Spelling, icons, and description
The first step in determining if an app is legitimate is to check the spelling and icon. Fake apps often have a similar name and icon to legitimate ones, but something is often wrong. For example, if the app or developer names are misspelled, it is most likely a fake. A quick search of the application on the Internet will help confirm its legitimacy. It’s also important to consider whether the app has a Google Editor’s Choice badge.
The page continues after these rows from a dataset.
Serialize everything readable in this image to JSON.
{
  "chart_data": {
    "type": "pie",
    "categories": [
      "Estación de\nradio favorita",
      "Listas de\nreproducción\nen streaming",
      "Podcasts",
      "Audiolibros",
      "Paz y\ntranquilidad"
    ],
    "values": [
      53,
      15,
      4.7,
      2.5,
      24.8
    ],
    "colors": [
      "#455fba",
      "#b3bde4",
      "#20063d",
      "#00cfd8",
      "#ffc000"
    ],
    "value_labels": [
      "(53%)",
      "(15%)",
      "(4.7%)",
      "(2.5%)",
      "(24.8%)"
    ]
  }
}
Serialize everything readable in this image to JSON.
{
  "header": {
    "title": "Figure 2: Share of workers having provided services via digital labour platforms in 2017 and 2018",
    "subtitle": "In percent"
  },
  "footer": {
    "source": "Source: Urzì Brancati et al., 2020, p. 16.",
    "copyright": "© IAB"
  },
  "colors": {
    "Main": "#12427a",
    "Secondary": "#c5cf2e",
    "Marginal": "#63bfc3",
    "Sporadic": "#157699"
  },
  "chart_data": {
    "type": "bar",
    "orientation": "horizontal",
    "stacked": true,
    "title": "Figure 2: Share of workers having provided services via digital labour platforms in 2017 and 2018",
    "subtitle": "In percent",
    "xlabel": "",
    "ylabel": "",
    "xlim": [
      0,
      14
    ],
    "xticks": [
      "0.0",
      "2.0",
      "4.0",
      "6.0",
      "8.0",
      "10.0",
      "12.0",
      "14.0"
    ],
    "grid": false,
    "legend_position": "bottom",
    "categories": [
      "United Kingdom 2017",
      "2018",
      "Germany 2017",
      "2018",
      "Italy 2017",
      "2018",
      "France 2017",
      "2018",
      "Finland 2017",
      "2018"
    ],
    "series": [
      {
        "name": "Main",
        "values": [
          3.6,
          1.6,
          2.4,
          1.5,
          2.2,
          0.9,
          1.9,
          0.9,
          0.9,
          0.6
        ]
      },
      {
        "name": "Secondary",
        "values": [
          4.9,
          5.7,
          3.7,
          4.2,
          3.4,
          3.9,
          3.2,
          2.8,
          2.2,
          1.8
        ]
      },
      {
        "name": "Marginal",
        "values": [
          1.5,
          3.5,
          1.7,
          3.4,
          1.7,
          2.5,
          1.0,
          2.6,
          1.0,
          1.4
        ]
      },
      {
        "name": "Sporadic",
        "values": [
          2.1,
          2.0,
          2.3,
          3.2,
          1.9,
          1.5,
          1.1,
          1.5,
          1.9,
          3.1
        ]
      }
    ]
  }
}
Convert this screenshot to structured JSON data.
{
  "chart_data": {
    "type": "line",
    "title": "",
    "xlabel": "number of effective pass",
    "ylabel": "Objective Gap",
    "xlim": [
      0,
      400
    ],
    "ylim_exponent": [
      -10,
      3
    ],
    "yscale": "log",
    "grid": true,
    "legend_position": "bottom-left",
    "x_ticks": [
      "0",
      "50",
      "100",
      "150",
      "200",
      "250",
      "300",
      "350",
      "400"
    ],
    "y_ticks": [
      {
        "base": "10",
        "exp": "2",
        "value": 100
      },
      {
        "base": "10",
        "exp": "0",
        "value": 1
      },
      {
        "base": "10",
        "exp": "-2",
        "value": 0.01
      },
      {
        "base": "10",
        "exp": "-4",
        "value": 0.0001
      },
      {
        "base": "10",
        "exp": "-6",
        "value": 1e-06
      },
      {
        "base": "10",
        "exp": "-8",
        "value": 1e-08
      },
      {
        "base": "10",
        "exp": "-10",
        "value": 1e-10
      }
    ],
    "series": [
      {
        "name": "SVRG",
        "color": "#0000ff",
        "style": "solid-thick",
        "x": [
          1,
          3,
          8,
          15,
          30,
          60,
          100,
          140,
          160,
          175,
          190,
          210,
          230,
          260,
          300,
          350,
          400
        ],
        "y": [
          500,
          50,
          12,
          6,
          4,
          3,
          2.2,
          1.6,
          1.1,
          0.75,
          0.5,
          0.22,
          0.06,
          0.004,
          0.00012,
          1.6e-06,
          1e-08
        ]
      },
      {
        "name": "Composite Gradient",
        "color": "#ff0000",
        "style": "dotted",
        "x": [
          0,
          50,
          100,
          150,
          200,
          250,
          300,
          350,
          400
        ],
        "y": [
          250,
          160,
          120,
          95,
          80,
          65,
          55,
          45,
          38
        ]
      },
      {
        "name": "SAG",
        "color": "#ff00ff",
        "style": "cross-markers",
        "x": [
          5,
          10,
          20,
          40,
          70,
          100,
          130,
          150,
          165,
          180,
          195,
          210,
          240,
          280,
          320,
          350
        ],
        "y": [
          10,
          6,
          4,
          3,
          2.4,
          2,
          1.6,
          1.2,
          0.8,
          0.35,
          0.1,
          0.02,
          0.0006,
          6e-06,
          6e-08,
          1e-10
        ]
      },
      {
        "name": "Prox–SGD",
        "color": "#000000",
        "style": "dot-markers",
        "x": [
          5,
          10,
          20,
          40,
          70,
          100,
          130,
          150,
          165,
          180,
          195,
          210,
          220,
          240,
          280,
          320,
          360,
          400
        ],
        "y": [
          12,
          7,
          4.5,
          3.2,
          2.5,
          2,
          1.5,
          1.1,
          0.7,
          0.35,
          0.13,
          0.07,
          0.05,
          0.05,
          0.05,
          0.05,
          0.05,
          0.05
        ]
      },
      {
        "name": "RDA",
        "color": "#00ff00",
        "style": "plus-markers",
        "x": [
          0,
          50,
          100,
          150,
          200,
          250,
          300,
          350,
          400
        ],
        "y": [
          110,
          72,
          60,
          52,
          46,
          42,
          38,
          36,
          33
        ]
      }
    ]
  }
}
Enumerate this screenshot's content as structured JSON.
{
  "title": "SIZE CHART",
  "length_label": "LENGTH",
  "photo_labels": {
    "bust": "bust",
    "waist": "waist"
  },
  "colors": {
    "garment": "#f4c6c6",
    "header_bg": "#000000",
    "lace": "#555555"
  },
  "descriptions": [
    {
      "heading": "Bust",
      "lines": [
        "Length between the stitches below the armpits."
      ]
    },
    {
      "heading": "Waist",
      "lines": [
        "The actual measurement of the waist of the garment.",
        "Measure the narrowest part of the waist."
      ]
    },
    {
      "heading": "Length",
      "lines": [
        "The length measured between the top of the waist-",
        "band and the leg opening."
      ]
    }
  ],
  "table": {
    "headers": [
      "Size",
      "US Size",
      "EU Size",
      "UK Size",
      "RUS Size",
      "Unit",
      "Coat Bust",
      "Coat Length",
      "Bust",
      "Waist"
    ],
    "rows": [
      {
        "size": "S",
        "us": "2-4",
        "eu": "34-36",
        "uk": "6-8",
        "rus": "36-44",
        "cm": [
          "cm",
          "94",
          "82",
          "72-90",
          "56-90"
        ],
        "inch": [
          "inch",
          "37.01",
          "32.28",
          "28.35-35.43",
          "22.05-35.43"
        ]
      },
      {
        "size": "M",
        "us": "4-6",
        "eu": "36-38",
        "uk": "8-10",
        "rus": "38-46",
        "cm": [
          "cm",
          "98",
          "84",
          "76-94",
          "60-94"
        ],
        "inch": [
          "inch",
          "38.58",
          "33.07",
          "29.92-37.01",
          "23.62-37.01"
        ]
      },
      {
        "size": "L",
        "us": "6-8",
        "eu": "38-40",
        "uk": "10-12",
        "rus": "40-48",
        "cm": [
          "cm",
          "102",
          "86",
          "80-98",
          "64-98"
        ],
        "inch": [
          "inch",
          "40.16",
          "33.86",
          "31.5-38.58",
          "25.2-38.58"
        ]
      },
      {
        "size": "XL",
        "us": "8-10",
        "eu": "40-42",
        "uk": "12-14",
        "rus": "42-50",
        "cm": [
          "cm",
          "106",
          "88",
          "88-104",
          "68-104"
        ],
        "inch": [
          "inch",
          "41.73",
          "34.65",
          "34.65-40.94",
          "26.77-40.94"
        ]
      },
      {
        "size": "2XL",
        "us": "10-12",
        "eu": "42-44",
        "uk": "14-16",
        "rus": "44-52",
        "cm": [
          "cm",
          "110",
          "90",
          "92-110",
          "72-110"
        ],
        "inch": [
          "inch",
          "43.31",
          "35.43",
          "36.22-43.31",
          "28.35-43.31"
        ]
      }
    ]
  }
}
Fake apps often request more permissions than necessary. This ensures they collect as much data as possible from victims’ devices. Therefore, users should be wary of apps that require licenses outside the center, such as B. Device administrator rights. The authorizations could give cybercriminals unrestricted access to a device and allow them to intercept sensitive data that can be used to unlock financial accounts, including crypto wallets. Intrusive app permissions can be blocked via a phone system’s privacy settings.
Confirming authenticity by contacting support
If you are unsure about an app, contacting support through the company’s official website can help prevent financial loss due to scams. Also, authentic apps can be downloaded from the company’s official website. Relatively new technologies support cryptocurrencies, so it is only natural that there will be teething troubles in usage and acceptance. Unfortunately, black hats have targeted naïve crypto enthusiasts with fake crypto apps in recent years. It will likely mitigate the problem in the long run.